Revealingly Lara continued his talk with the promise that should the bowlers do their bit, the batsmen absolutely would not let them down again.
This insider information was leaked by Malcolm Marshall, chief assassin and now chief coach to the team, and doubtless, not by mistake. Lara's appointment has not pleased everyone, too moody said his critics, too self-interested, so the job is on to make public Lara's commitment to the position and his talent for leadership.
The jobbers need not worry. Lara is on course, even his batting is beginning to bubble and it has not done that for the best part of a year. The most interesting so far of Lara's captaincy idiosyncracies has been his crafty use of Curtly Ambrose and Courtney Walsh. There is an understandable tendency, when you have a very special fast bowler in your midst, to use him too much. This tires the talent, which dilutes his firepower.
Worse still, it turns him from shock bowler to stock bowler which, in its way, is an insult and so aggravates the talent. Lara has spared Ambrose, saving him for defining moments against top-order batsmen and to blow away the tail, which he does with relish. On Saturday Ambrose did not bowl between 10.45am and 2.15pm. When he did, he was fresh and had the maximum effect.
There was talk before the first Test that the sacked captain, Walsh, might not respond to the new captain. Typically of Walsh, his performances have dismissed such stirring, for he is as involved as ever - if differently. Walsh began his career for the West Indies in the role of workhorse, allowing Marshall, Michael Holding and Joel Garner to bowl in bursts. More recently as captain, and with Ambrose injured, Walsh appointed himself strike bowler and returned such heroic figures, especially in Pakistan, that the critics of Lara doubled their adoration of Walsh.
Now Lara has returned Walsh to his former work, tying up an end and bowling those long searching spells on which he thrives and which made his name. Walsh appears interested and relaxed and not to miss the captaincy, which is to his credit and to Lara's as well.
There are other things which have featured Lara as born leader. Thoughtful, unorthodox field settings, such as a short mid-on for Alec Stewart's upright on-side strokes; a short extra cover for Nasser Hussain's sometimes straight-legged driving; eccentric forays down the pitch in mid-over to chat with a bowler twice, which have brought wickets that over; the confident use of Nixon McLean, which tells McLean that he is a wanted, trusted cricketer.
It is true Lara would now admit that he went too far giving McLean and Kenny Benjamin the new ball in the second innings of the previous Test in Trinidad.
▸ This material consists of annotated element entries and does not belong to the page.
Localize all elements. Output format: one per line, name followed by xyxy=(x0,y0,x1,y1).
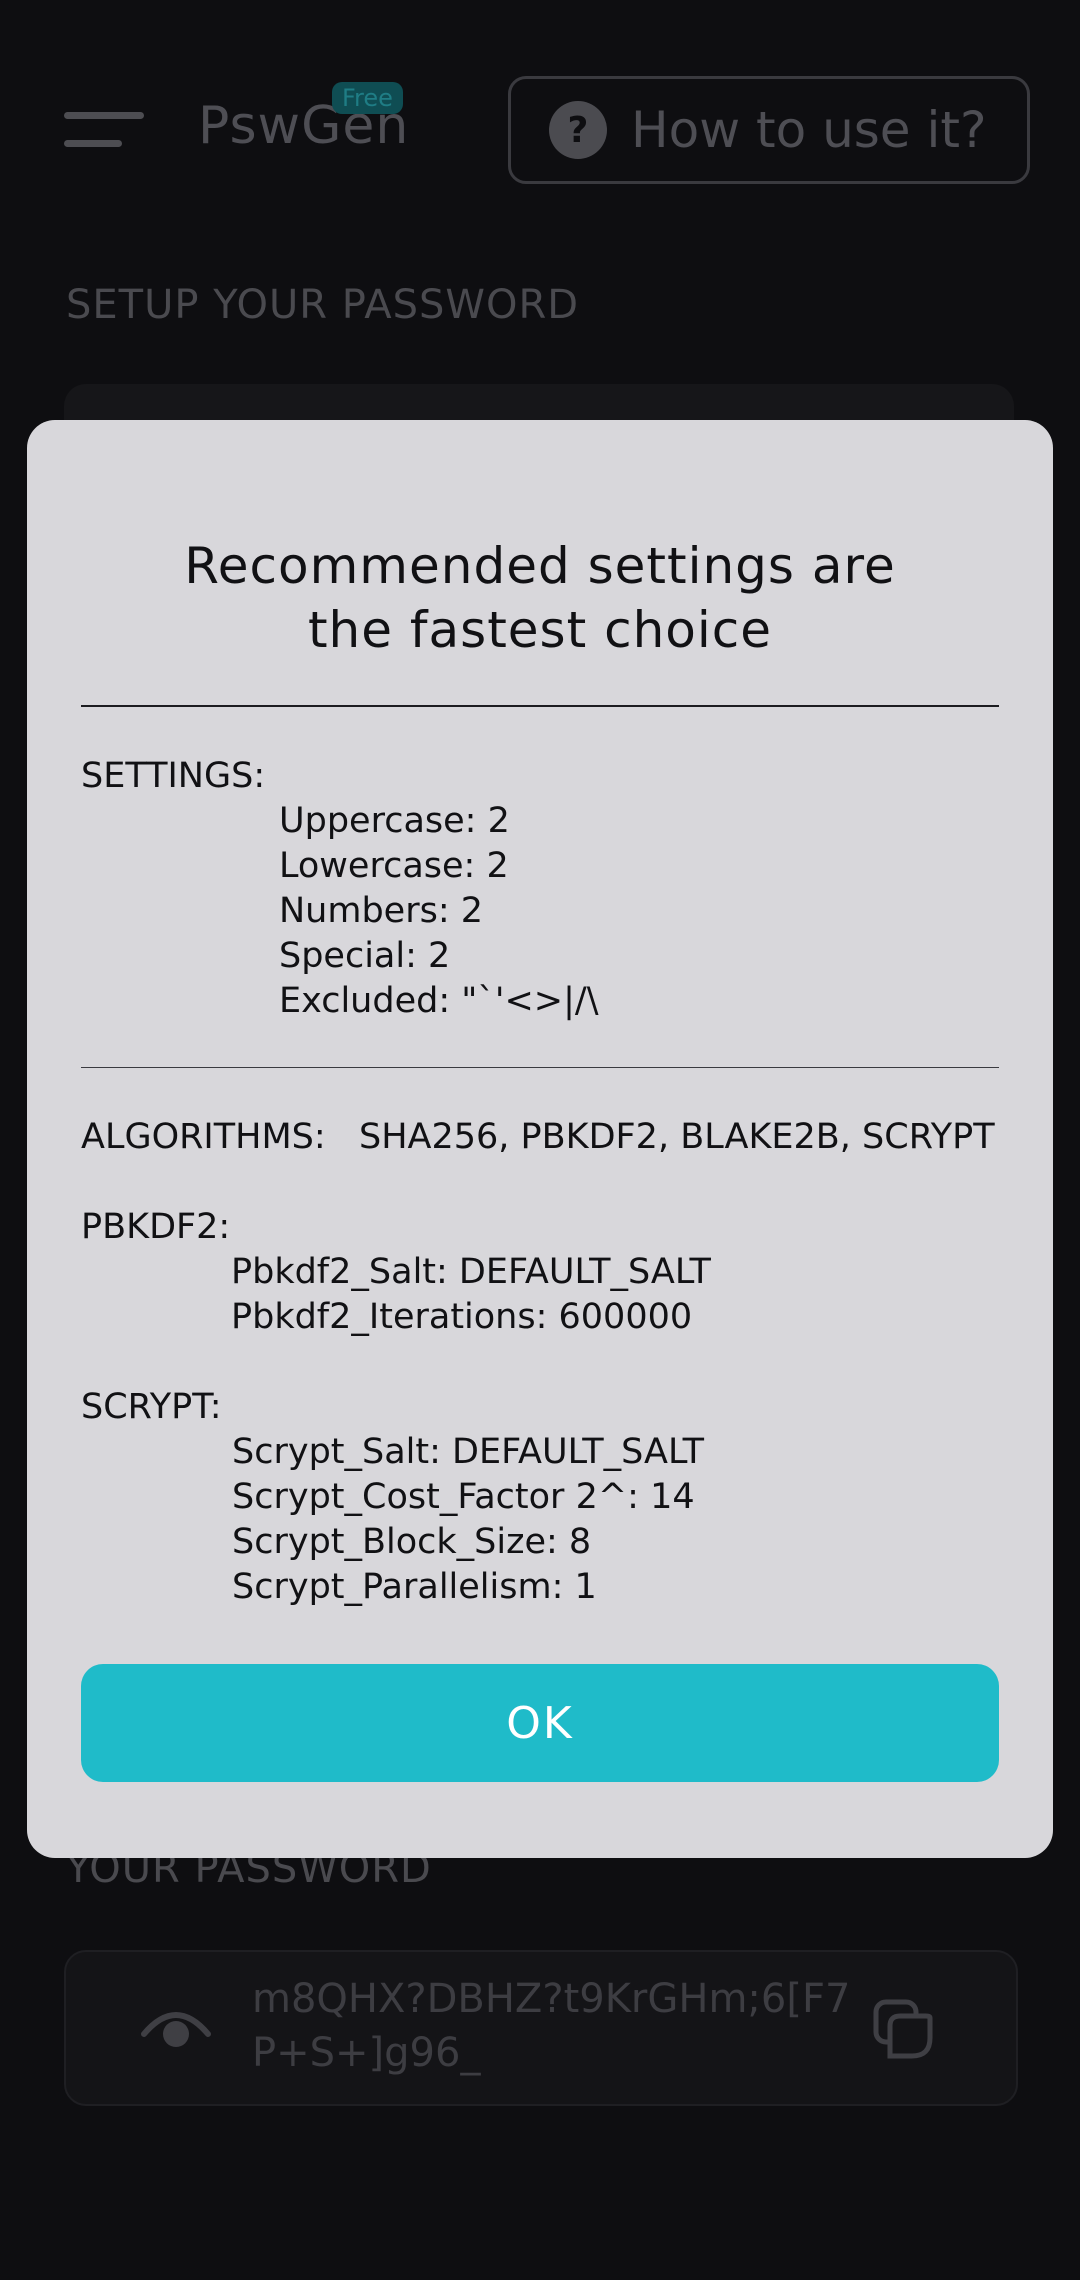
title-divider xyxy=(81,705,999,707)
ok-button[interactable]: OK xyxy=(81,1664,999,1782)
setting-excluded: Excluded: "`'<>|/\ xyxy=(279,981,599,1021)
help-question-icon: ? xyxy=(549,101,607,159)
scrypt-cost-factor: Scrypt_Cost_Factor 2^: 14 xyxy=(232,1477,695,1517)
generated-password: m8QHX?DBHZ?t9KrGHm;6[F7P+S+]g96_ xyxy=(252,1976,851,2076)
eye-icon[interactable] xyxy=(140,2002,212,2052)
dialog-title-line-1: Recommended settings are xyxy=(184,537,896,595)
how-to-use-button[interactable]: ? How to use it? xyxy=(508,76,1030,184)
algorithms-value: SHA256, PBKDF2, BLAKE2B, SCRYPT xyxy=(359,1117,995,1157)
copy-icon[interactable] xyxy=(872,1998,934,2060)
setting-special: Special: 2 xyxy=(279,936,451,976)
scrypt-salt: Scrypt_Salt: DEFAULT_SALT xyxy=(232,1432,705,1472)
recommended-settings-dialog: Recommended settings are the fastest cho… xyxy=(27,420,1053,1858)
setup-section-label: SETUP YOUR PASSWORD xyxy=(66,282,580,328)
scrypt-block-size: Scrypt_Block_Size: 8 xyxy=(232,1522,592,1562)
free-badge: Free xyxy=(332,82,403,114)
algorithms-heading: ALGORITHMS: xyxy=(81,1117,326,1157)
settings-divider xyxy=(81,1067,999,1068)
pbkdf2-iterations: Pbkdf2_Iterations: 600000 xyxy=(231,1297,693,1337)
scrypt-heading: SCRYPT: xyxy=(81,1387,222,1427)
how-to-use-label: How to use it? xyxy=(631,101,987,159)
dialog-title-line-2: the fastest choice xyxy=(307,601,773,659)
setting-uppercase: Uppercase: 2 xyxy=(279,801,510,841)
settings-heading: SETTINGS: xyxy=(81,756,266,796)
hamburger-menu-icon[interactable] xyxy=(64,112,144,152)
setting-lowercase: Lowercase: 2 xyxy=(279,846,509,886)
setting-numbers: Numbers: 2 xyxy=(279,891,484,931)
dialog-title: Recommended settings are the fastest cho… xyxy=(27,534,1053,662)
scrypt-parallelism: Scrypt_Parallelism: 1 xyxy=(232,1567,597,1607)
pbkdf2-heading: PBKDF2: xyxy=(81,1207,231,1247)
pbkdf2-salt: Pbkdf2_Salt: DEFAULT_SALT xyxy=(231,1252,711,1292)
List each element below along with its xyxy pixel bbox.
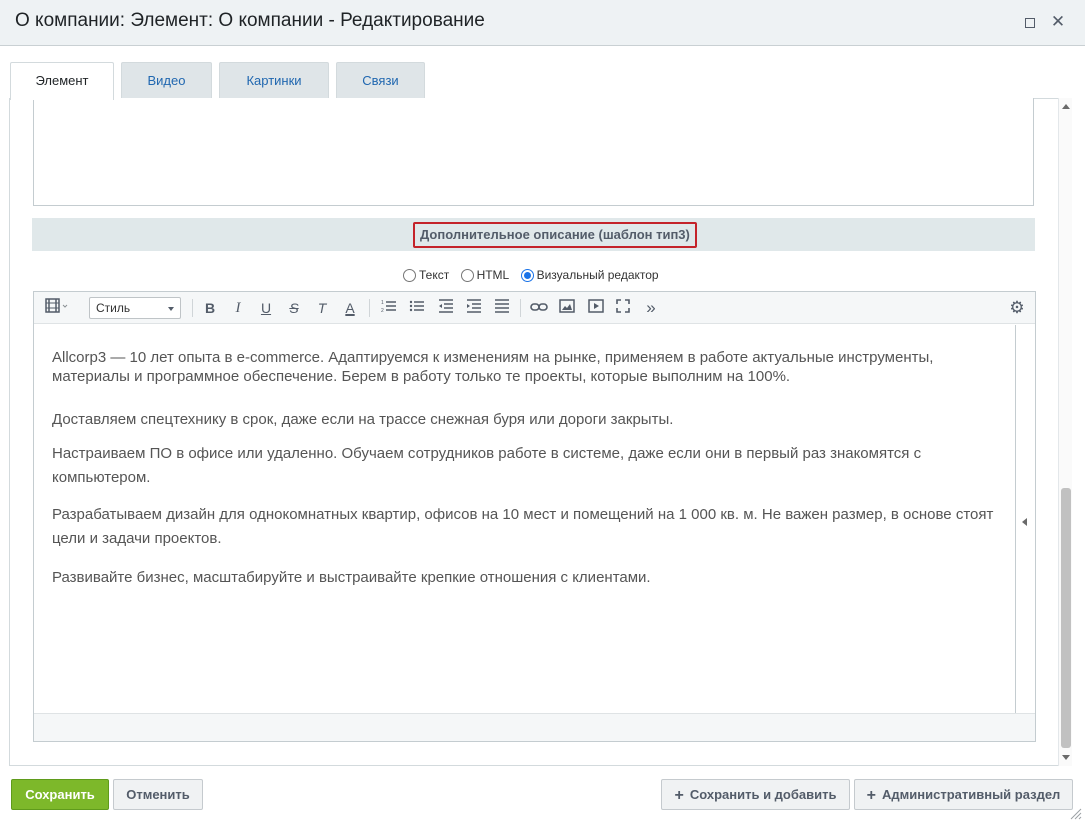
more-icon[interactable]: » xyxy=(640,298,662,318)
save-and-add-label: Сохранить и добавить xyxy=(689,787,837,802)
content-paragraph-2: Доставляем спецтехнику в срок, даже если… xyxy=(52,411,674,428)
section-header: Дополнительное описание (шаблон тип3) xyxy=(32,218,1035,251)
svg-text:2: 2 xyxy=(381,308,384,313)
visual-editor: Стиль B I U S T A 12 » ⚙ Allcorp3 — 10 л… xyxy=(33,291,1036,742)
radio-button[interactable] xyxy=(460,268,474,282)
section-title: Дополнительное описание (шаблон тип3) xyxy=(413,222,697,248)
ordered-list-icon[interactable]: 12 xyxy=(378,298,400,318)
save-button[interactable]: Сохранить xyxy=(11,779,109,810)
template-icon[interactable] xyxy=(42,298,72,318)
toolbar-divider xyxy=(369,299,370,317)
mode-visual-radio[interactable]: Визуальный редактор xyxy=(520,268,659,282)
video-icon[interactable] xyxy=(585,298,607,318)
mode-text-radio[interactable]: Текст xyxy=(403,268,449,282)
mode-visual-label: Визуальный редактор xyxy=(536,268,659,282)
content-paragraph-5: Развивайте бизнес, масштабируйте и выстр… xyxy=(52,569,651,586)
outdent-icon[interactable] xyxy=(435,298,457,318)
content-paragraph-3: Настраиваем ПО в офисе или удаленно. Обу… xyxy=(52,445,922,486)
plus-icon: + xyxy=(866,787,877,804)
maximize-icon[interactable] xyxy=(1020,12,1040,32)
radio-button[interactable] xyxy=(403,268,416,282)
svg-text:1: 1 xyxy=(381,300,384,306)
admin-section-label: Административный раздел xyxy=(882,787,1061,802)
content-paragraph-1: Allcorp3 — 10 лет опыта в e-commerce. Ад… xyxy=(52,349,934,385)
align-icon[interactable] xyxy=(491,298,513,318)
remove-format-icon[interactable]: T xyxy=(311,298,333,318)
cancel-button[interactable]: Отменить xyxy=(113,779,203,810)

Imagine that - ignoring Ambrose and still winning the match.
There was the length of time Lara took over the ball-change on Thursday evening, when the stuttering delays interrupted John Crawley's concentration and led to Ambrose shattering his stumps next ball. Stuart Williams' batting has benefited from unconditional encouragement.
The Williams point is an interesting one because previous accusations against Lara have revolved around the idea that he has his own agenda and is not sensitive to team-mates. In a way this has been unfair, because it has been applied to a man burdened by outrageous success and torn from his origins by the parasites who fawn on him.
Now that he is his own man again and has the respect he craved, he is able to release his natural personality, which is much gentler and more sympathetic than is perceived. His handling of the abandonment of Sabina Park was the work of a master PR man, a slave of the game and a generous opponent.
Beneath all this lies Lara the batsman; the genius, if cricket, as against music or art, say, can have such a thing, whose flame has begun to live again. His scores so far of 55 and 17, 42 and 47 implied a job half done, but they have been done through application on difficult pitches and they indicate his present ethic of contribution to the overall cause rather than the private bank.
He remains as great a master of flare and style as of just making runs and, along with Shane Warne, is the ultimate in modern cricket box office. If through being both, he arouses abnormal expectations it is hardly his fault, for even in these brief innings - and something more substantial is on the way he empties bars and seduces corporates from their lunch.
He has played some strokes, which have caught the breath - the old late-cuts the newly discovered on-drives, the rashly attempted pull shots from good-length bowling, for example, which have stopped West Indian hearts. The point is that both catalysed animated crowd response.
The high open backlift is there, the pure arc of the golfer's follow-through, the sumptuous drives and the subtle deflections, and all made by the co-ordination of hands and fast footwork.
Brian Lara has lost nothing except, for a time, his way. The captaincy has given it back, given him focus and ambition.